I'm at the last stage of cleaning/organizing data and would appreciate suggestions for this step. I'm new to R and don't understand fully how dataframes or other data types work. (I'm trying to learn but have a project due so need a quick solution). I've imported the data from a CSV file.
I want to group instances with the same (date, ID1, ID2, ID3). I want the average of all stats in the output and also a new column with the number of instances grouped.

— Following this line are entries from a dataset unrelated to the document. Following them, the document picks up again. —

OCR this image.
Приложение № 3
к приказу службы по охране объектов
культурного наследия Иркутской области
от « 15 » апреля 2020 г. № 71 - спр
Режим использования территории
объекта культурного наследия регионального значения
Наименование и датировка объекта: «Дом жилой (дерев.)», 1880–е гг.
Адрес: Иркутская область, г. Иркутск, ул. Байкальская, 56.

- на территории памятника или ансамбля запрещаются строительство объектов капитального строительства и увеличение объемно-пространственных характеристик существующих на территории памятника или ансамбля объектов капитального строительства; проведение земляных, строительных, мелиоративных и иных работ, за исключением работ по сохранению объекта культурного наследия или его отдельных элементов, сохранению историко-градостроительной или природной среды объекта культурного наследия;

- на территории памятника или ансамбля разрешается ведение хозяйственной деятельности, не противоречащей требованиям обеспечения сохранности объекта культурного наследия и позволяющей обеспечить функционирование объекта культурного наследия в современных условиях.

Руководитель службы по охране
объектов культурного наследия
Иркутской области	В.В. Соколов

Note: ID3 contains . I'd like to rename these to "na" before grouping I've tried solutions
tdata$ID3[is.na(tdata$ID3)] <- "NA"
tdata[["ID3"]][is.na(tdata[["ID3"]])] <- "NA"
But get Error:
In `[<-.factor`(`*tmp*`, is.na(tdata[["ID3"]]), value = c(3L, 3L, :
invalid factor level, NA generated
The data is:
date ID1 ID2 ID3 stat1 stat2 stat.3
1 12-03-07 abc123 wxy456 pqr123 10 20 30
2 12-03-07 abc123 wxy456 pqr123 20 40 60
3 10-04-07 bcd456 wxy456 hgf356 10 20 40
4 12-03-07 abc123 wxy456 pqr123 30 60 90
5 5-09-07 spa234 int345 <NA> 40 50 70
Desired Output
date ID1, ID2, ID3, n, stat1, stat2, stat 3
12-03-07 abc123, wxy456, pqr457, 3, 20, 40, 60
10-04-07 bcd456, wxy456, hgf356, 1, 10, 20, 40
05-09-07 spa234, int345, big234, 1 , 40, 50, 70
I tried this solution: How to merge multiple data.frames and sum and average columns at the same time in R
But I was not successful merging the columns which have to be grouped and tested for similarity.
DF <- merge(tdata$date, tdata$ID1, tdata$ID2, tdata$ID3, by = "Name", all = T)
Error in fix.by(by.x, x) : 'by' must specify uniquely valid columns
Finally, to generate the n column. Perhaps insert a rows of 1s and use the sum of the column while summarizing?